Le risorse del Recovery Fund debbono interessare tutti e non solo i (pochi) soliti noti

“Leggiamo dalla stampa le dichiarazioni del Presidente del Consiglio e di vari Ministri che annunciano aperture di tavoli per dibattere su come dovranno essere utilizzate le risorse del Recovery Fund. Il Governo si convinca che questo dibattito deve coinvolgere tutte le parti sociali e non solo i soliti noti, sia di parte sindacale che di parte datoriale, che ormai rappresentano meno del 50% dei lavoratori attivi e delle imprese italiane”.

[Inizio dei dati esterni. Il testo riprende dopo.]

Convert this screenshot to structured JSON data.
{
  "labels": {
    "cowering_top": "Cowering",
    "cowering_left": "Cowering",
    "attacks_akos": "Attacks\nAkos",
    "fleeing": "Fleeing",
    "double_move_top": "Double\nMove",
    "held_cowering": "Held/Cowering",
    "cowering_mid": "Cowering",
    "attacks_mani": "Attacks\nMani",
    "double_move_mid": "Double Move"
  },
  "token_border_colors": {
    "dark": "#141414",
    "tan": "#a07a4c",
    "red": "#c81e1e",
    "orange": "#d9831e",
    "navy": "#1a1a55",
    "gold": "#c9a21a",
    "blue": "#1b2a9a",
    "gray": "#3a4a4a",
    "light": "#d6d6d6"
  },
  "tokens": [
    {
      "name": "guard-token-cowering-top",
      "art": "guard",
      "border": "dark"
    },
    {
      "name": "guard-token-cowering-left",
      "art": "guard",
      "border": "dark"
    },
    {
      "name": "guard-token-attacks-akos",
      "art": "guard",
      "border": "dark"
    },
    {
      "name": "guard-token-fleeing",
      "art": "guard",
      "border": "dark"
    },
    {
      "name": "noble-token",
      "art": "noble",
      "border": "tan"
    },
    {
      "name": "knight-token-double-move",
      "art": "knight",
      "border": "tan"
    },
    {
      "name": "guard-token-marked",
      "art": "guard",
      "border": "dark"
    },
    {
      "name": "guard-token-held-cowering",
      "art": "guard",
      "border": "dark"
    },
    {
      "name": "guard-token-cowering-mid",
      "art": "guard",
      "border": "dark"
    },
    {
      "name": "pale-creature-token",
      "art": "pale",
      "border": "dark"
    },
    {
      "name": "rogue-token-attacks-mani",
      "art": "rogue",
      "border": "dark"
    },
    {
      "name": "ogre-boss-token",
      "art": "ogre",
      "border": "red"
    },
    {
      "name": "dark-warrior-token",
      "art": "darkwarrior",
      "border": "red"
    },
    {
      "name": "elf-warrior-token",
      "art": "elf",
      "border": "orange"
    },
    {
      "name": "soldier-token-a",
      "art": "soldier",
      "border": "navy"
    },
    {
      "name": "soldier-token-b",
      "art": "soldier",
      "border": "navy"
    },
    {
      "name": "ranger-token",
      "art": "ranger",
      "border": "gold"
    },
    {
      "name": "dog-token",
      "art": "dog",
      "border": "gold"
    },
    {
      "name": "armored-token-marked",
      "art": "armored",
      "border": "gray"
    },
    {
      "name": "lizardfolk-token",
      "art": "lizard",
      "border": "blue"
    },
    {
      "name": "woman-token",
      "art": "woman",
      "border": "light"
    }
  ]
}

Lo dichiara il Segretario Generale di Confintesa, Francesco Prudenzano, in merito al confronto che il Governo vuole aprire con le parti sociali per l’utilizzo del Recovery Fund.

“Oggi non è più tempo di riti antidemocratici e discriminatori – continua Prudenzano – che favoriscono solo l’immagine dei soliti noti e calpestano le scelte di lavoratori e imprese che, non riconoscendosi più in determinate sigle, cercano nuovi spazi che i lavoratori trovano in altre organizzazioni sindacali e le imprese in aggregazioni diverse da Viale dell’Astronomia.

Il Governo – conclude Prudenzano – prenda atto di questo cambiamento e rispetti le regole della reale rappresentatività a cominciare da quelle del Pubblico Impiego che ormai vengono regolarmente ignorate dai ministri per dare spazio a sceneggiate pletoriche che calpestano le norme vigenti in merito alla certificazione della consistenza numerica delle organizzazioni sindacali. Cominciamo a cambiare dal Recovery fund che non appartiene né al Governo né alle parti sociali ma a tutta l’Italia.”